22. But summer is extreme there, too. The state’s highest temperature on record was set when the town of Steele reached 121° F in July of 1936. 


Sitting Bull around 1885. Image Credit: David Francis Barry via Wikimedia Commons // Public Domain


23. Sitting Bull might be buried there. The Lakota spiritual leader, whose forces defeated General Custer at Little Bighorn (one of the most significant victories of Native Americans against the U.S. Army) was initially buried at Fort Yates, North Dakota, where he was killed in 1890. In the 1950s, a group of businessmen acting with the blessing of some of the chief’s descendants dug up his remains and moved them to Mobridge, South Dakota. But there’s some controversy over whether it was Sitting Bull who was actually exhumed in the middle-of-the-night raid. Some still theorize that the real body of Sitting Bull remains in North Dakota. And to throw a little more mystery in, one Sioux historian claims he was actually buried secretly in Canada.  

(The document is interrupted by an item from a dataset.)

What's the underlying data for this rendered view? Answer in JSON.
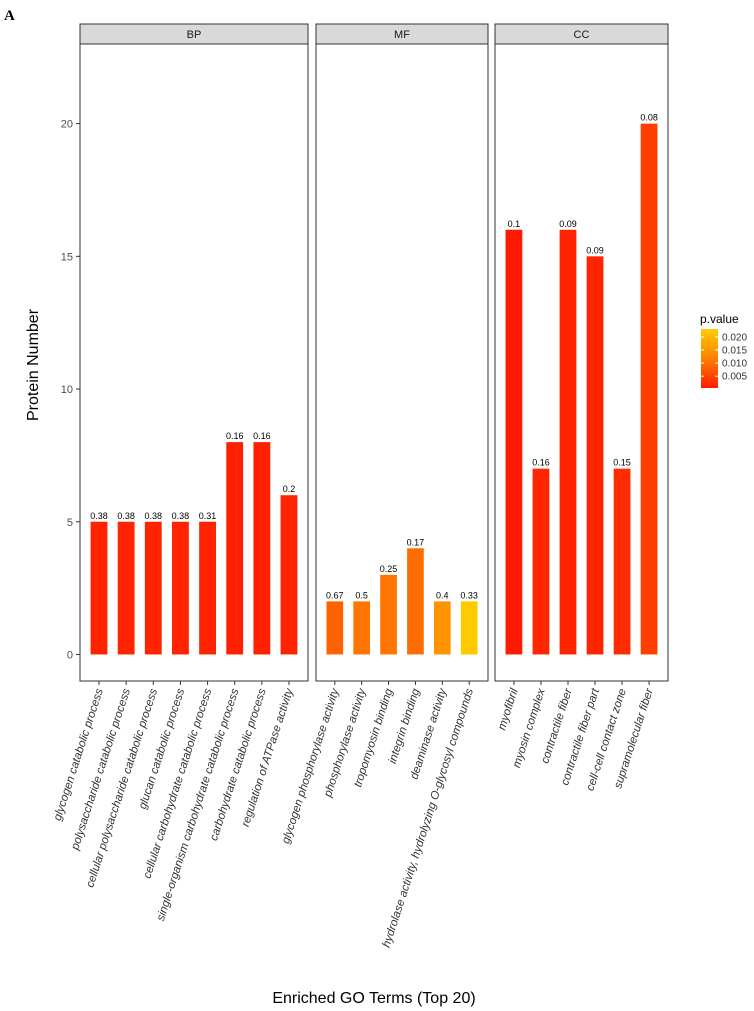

24. It has its own state horse breed. The Nokota horse is descended from feral horses that were hemmed in when Theodore Roosevelt National Park was created, accidentally protecting the herds from being killed by ranchers or government agencies that viewed them as competition for grazing livestock. Some of them still run wild in the park, while others have been captured and adopted out. It became the official state horse breed in 1993. 

25. There are more cattle than people. North Dakota has about 1.75 million cattle, and just under 740,000 people, meaning that there are more than two cows for every person in the state.